Acho válido fazer uma leitura de como os registros do Real e Imaginário se entrelaçam na dinâmica de Recrutamento e Seleção.
Em uma situação de entrevista de emprego, a fantasia está presente para o candidato, de tal forma que ele se prepara (ou não), antecipa o que irá acontecer, quais serão as perguntas, e muitas vezes fica “sem palavras”, quando algo não sai como imaginado. Há aí, portanto, algo da ordem do Real. Outra situação comum onde se observa o Real, é quando se recebe uma resposta negativa em relação ao processo. Devemos escutar como o candidato lida com isso.
Por fim, não trago uma solução mágica para todas as questões envolvendo a dinâmica de lidar com o trabalhador. Apenas peço que questionem o que está sendo feito. Que, no futuro, talvez tenhamos mais (psic) analistas no RH.
Até a próxima.
Referências
Recursos Humanos à luz da Psicanálise – Uma reflexão possível. Lucia Conceição Santos de Almeida.
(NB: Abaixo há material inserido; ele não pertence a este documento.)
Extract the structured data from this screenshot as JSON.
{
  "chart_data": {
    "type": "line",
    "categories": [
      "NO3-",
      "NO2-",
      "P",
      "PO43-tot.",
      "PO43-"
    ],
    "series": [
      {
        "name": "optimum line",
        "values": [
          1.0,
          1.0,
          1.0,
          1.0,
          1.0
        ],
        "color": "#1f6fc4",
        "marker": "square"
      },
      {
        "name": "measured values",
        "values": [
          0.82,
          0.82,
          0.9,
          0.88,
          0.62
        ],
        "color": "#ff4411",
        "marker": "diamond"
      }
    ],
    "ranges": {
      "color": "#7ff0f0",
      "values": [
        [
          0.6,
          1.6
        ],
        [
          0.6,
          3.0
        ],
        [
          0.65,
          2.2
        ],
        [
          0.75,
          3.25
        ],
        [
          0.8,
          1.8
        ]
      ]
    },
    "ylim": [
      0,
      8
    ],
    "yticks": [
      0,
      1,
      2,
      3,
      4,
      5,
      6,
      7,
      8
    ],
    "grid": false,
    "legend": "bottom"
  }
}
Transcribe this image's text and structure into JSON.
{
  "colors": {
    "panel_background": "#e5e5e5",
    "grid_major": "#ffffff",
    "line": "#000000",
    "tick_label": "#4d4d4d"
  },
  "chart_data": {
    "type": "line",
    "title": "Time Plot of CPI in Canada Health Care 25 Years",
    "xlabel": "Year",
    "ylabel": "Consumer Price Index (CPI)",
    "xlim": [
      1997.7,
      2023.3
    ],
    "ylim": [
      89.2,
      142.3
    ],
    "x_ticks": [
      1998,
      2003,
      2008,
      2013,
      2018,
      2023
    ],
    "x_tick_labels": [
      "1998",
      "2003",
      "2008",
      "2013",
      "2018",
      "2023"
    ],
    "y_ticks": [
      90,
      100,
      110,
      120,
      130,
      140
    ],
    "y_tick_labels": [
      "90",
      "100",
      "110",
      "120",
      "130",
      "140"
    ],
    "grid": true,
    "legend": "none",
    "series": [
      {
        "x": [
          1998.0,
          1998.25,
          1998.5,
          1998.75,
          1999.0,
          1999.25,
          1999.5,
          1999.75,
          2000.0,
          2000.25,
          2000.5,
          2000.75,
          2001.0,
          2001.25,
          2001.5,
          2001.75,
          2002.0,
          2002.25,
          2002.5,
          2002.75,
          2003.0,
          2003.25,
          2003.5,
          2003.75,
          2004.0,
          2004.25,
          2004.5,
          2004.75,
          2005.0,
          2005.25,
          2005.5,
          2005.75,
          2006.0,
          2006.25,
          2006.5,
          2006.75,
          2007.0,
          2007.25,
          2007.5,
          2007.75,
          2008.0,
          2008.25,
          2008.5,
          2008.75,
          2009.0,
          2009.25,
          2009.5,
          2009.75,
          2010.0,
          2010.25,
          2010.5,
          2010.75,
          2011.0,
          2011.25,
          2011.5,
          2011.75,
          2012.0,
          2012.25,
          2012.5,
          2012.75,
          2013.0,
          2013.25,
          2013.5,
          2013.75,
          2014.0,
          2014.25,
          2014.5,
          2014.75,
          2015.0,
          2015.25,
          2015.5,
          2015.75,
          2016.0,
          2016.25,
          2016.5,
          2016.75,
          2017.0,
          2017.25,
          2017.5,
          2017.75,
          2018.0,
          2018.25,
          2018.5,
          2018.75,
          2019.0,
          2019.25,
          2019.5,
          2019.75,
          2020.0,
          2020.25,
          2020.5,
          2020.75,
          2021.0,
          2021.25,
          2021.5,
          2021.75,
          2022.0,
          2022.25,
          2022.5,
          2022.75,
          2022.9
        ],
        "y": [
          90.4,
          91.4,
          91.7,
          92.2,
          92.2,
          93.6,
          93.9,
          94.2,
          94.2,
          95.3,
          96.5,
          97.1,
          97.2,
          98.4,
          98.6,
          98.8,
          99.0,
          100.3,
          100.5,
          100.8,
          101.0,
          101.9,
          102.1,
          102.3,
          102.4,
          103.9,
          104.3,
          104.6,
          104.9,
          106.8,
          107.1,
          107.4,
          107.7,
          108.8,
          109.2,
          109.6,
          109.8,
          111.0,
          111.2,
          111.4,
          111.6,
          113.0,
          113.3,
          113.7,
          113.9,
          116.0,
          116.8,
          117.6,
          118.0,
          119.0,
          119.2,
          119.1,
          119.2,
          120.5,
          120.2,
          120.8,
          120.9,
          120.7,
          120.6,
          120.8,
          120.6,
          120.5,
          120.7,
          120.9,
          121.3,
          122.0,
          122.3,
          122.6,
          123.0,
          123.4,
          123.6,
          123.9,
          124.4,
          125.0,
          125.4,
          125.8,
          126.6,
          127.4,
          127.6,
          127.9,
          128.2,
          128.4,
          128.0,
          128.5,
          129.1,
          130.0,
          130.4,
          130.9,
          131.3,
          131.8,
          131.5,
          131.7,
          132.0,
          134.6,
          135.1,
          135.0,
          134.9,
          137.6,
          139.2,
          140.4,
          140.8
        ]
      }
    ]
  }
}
Rio de Janeiro, 2011.
Por Igor Banin
3 comentários
Márcio E. Lopes · 25 de julho de 2017 às 20:15
Excelente texto, Igor.
Infelizmente a psicanálise está sendo cada vez mais vista, como algo do passado, dos que “tinham tempo e dinheiro”. Talvez deveríamos pensar a psicanálise como algo dos que tem “coragem”, mas aí, já é outra história.
Abraço.
Márcio Lopes
psicólogo e psicanalista.
Bárbara · 30 de janeiro de 2018 às 23:12
Gostei!
Isailton Reis · 29 de setembro de 2018 às 09:57
Prezado Igor,
Parabéns pelo escrito.
Onde consegui esta referência?
Recursos Humanos à luz da Psicanálise – Uma reflexão possível. Lucia Conceição Santos de Almeida. Rio de Janeiro, 2011.